For car dealers, car auctions are a necessarily evil. To maintain inventory, car dealers must invest time and money traveling to a location where they must battle simultaneous bidding lanes and fellow dealers in an attempt to snag the best autos with nary a glimpse under the hood. But ACV is bringing auto dealers into the digital age with online auctions.
Auto dealers don’t get to pick their inventory from a catalog or from snazzy marketing materials delivered personally from a sales representative. Building and maintaining inventory for an auto dealership requires travel to a remote location, partaking in chaotic and competitive auctions and significant logistics expenses. But that is changing in the digital age: enter ACV.
ACV is a digital auto dealer app, allowing auto dealers to view, bid and purchase car inventory via online auctions. The company appointed former Synacor Founder George Chamoun as its CEO and received $5 million in funding from a group of venture capital companies on Sept. 19.
ACV held its first auctions a year ago and won $1 million in the 43North business plan competition in Oct. 2015. The company has tripled its workforce, according to Buffalo News, and plans to expand from its base in Buffalo to the larger markets of Cleveland and Pittsburgh.
In the U.S. alone, there are over 9 million dealer-to-dealer wholesale transactions a year. Automotive dealers typically auction off about half of the cars that consumers bring them to other dealers, and the other half are sold on their lot.
Those wholesale cars must be transported to physical auctions, placed in lanes with an auctioneer bidding simultaneously in each lane, while harried dealers scurry frenziedly hoping to find the right vehicle in the right line before its number comes up for bidding. Any inspection of a car amounts to a second’s glance underneath for rust and, at a stretch, opening the door to look inside. Oh, and then all of the spoils must be transported back to the buyer’s lot.
With the ACV model, a 20-minute auction is conducted right from the dealer’s lot. A car gets traded in, and there is an instant auction. The app sends a notification to dealers, for example: “Right now, BMW X5, 110K miles.” And the dealer can start bidding on the car.
ACV performs a vehicle inspection and provides 30–40 photos online of each car in its “vehicle conditioning report,” which reduces the buyer’s risk in buying a vehicle sight-unseen. According to Chamoun: “Our customers have found their average reconditioning cost has gone down with ACV, the opposite of what you might think, because of a thorough vehicle conditioning report provided with the app.”
Chamoun’s nuts-and-bolts perspective to the business — no fuss, no muss — makes the focus of his business all about client trust.
“We want to be the most trusted platform for dealers to buy wholesale cars. We are using mobile technology, a condition report app, notifications and streamlining logistics, all the stuff that other B2B applications do but, at the end of the day, if we are the trusted source to buy wholesale vehicles, that’s a very big business.”

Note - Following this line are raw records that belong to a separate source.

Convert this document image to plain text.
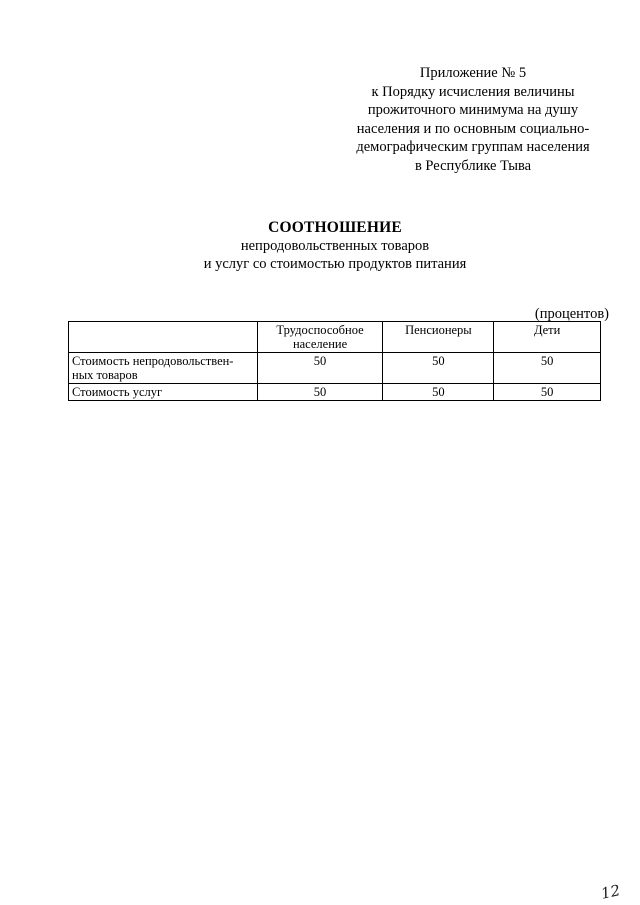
Приложение № 5
к Порядку исчисления величины
прожиточного минимума на душу
населения и по основным социально-
демографическим группам населения
в Республике Тыва
СООТНОШЕНИЕ
непродовольственных товаров
и услуг со стоимостью продуктов питания
(процентов)

	Трудоспособное
население	Пенсионеры	Дети

Стоимость непродовольствен-
ных товаров	50	50	50
Стоимость услуг	50	50	50
12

Scaling is the next challenge for ACV, and Chamoun has a methodical approach to that, too. “This is a business that you build regionally, and then, you just grow one step at a time because you need to get the buyers and the sellers to show up.”
For now, ACV is focusing on the U.S. market. According to Chamoun: “Over the next six to nine months, we’ll primarily be in the Northeast and then look to expand on the East Coast, and then, we’ll start to head west. It’s not really an issue; it’s more the reality of this business.”
And as far as international markets are concerned, ACV sees possibilities a year or two either directly or indirectly with a strategic partnership.
Does ACV see any barriers to its growth?
Chamoun’s no-nonsense response is: “We’re not a medical company that needs compliance or a software company that is waiting on a patent; this is hiring the right folks, picking the right market and getting out there.”